The Flits
- Location of The Flits.
- Area of search: Herefordshire
- Grid reference: SO378410
- Coordinates: 52°03′50″N 2°54′31″W﻿ / ﻿52.063866°N 2.9087252°W
- Area: 87.6 acres (0.3545 km^{2}; 0.1369 sq mi)
- Notification date: 1985

= The Flits =

Protected area in Herefordshire, England

The Flits is a Site of Special Scientific Interest (SSSI) near Holywell, six miles west of Hereford in Herefordshire, England. This protected area is also a National Nature Reserve.

== Biology ==
The vegetation within this protected area consists of marshy grassland. Plants include marsh pennywort and globe flower (this site is near the southern limit of the range of globe flower in Britain).

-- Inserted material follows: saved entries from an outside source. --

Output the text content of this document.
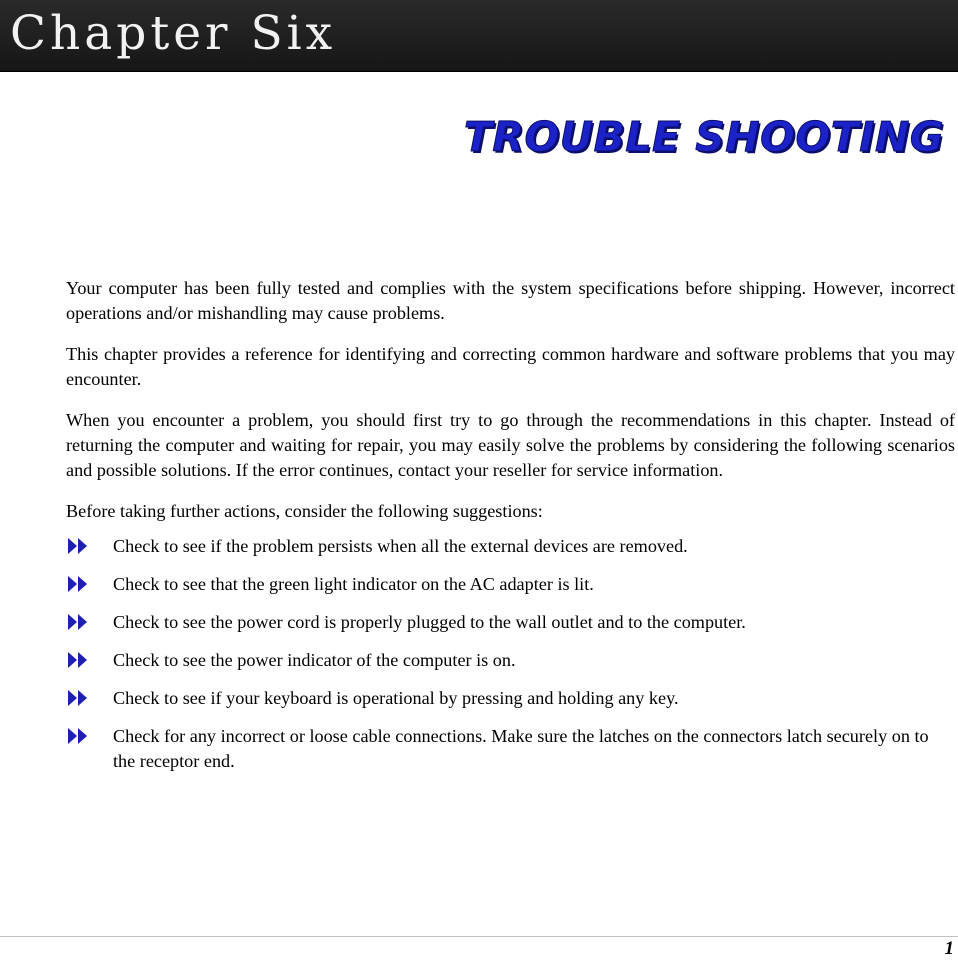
Chapter Six
TROUBLE SHOOTING

Your computer has been fully tested and complies with the system specifications before shipping. However, incorrect operations and/or mishandling may cause problems.

This chapter provides a reference for identifying and correcting common hardware and software problems that you may encounter.

When you encounter a problem, you should first try to go through the recommendations in this chapter. Instead of returning the computer and waiting for repair, you may easily solve the problems by considering the following scenarios and possible solutions. If the error continues, contact your reseller for service information.

Before taking further actions, consider the following suggestions:

Check to see if the problem persists when all the external devices are removed.
Check to see that the green light indicator on the AC adapter is lit.
Check to see the power cord is properly plugged to the wall outlet and to the computer.
Check to see the power indicator of the computer is on.
Check to see if your keyboard is operational by pressing and holding any key.
Check for any incorrect or loose cable connections. Make sure the latches on the connectors latch securely on to the receptor end.
1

The site is nationally important because of the diversity of insect species. Eight species of soldier flies, at least four species of crane flies and twelve species of snail flies have been recorded here. The beetle Cassida murraea has also been recorded here. Over two hundred butterfly and moth species have been recorded here.

Birds recorded at The Flits SSSI include snipe, curlew and lapwing.

== Geology ==
The soils are a mixture of peat and calcareous organic marls deposited in a glacial channel.

== Land ownership ==
Part of the land designated as The Flits SSSI is owned by the Duchy of Cornwall.